9.—Sir William Foster, Bart., was elected Mayor, and Mr. John Betts appointed Sheriff of Norwich.
24.—Died at his residence, St. Catherine’s Cottage, St. John de Sepulchre, Norwich, aged 73, Mr. Jonathan Matchett, senior proprietor of the Norfolk Chronicle. He had been connected with the journal for 51 years, and became its head on the decease of his father-in-law, Mr. Stevenson, in 1821.
27.—Died at his house at Costessey, aged 69, Mr. Richard Mackenzie Bacon, principal proprietor and editor of the “Norwich Mercury.” Mr.

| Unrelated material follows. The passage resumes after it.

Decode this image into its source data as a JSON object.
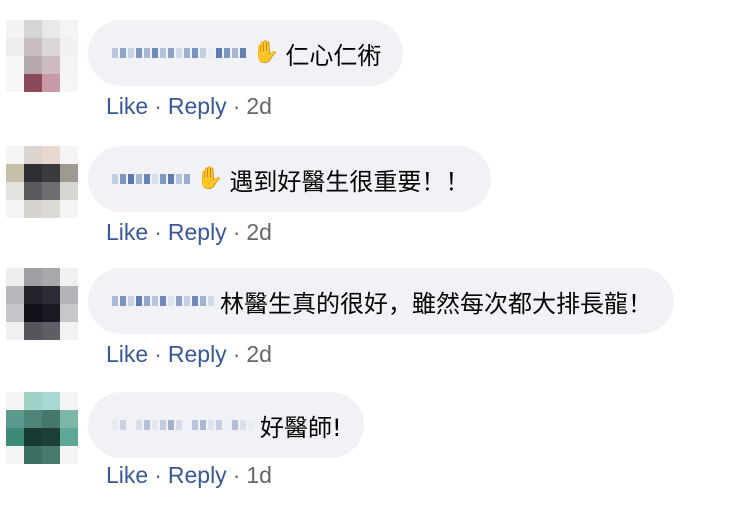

Bacon was the editor also of “The Quarterly Musical Magazine and Review.”
28.—Mr. Tom Cross, the celebrated “gentleman whip,” driver of the Lynn and London coach, delivered at the Assembly Rooms, Lynn, a lecture on Shakespeare.
DECEMBER.
3.—Died at Swaffham Vicarage, aged 92, the Rev. William Yonge, vicar of the parish and Chancellor of the Diocese.
5.—Mr. Edward Stracey, of St. Peter Mancroft, Norwich, the respondent in a suit respecting the tenancy of a pew in the parish church, was taken into custody and lodged in the City Gaol by a process of the Norwich Ecclesiastical Court, because of his refusal to pay the costs imposed by the Court.
14.*—“The winter has set in most severely, with an intense ground frost and the wind in the east. The navigation of the river between Norwich and Yarmouth and from that port to Beccles, Bungay, and Aylsham, has been stopped by ice, but not a particle of snow has fallen.”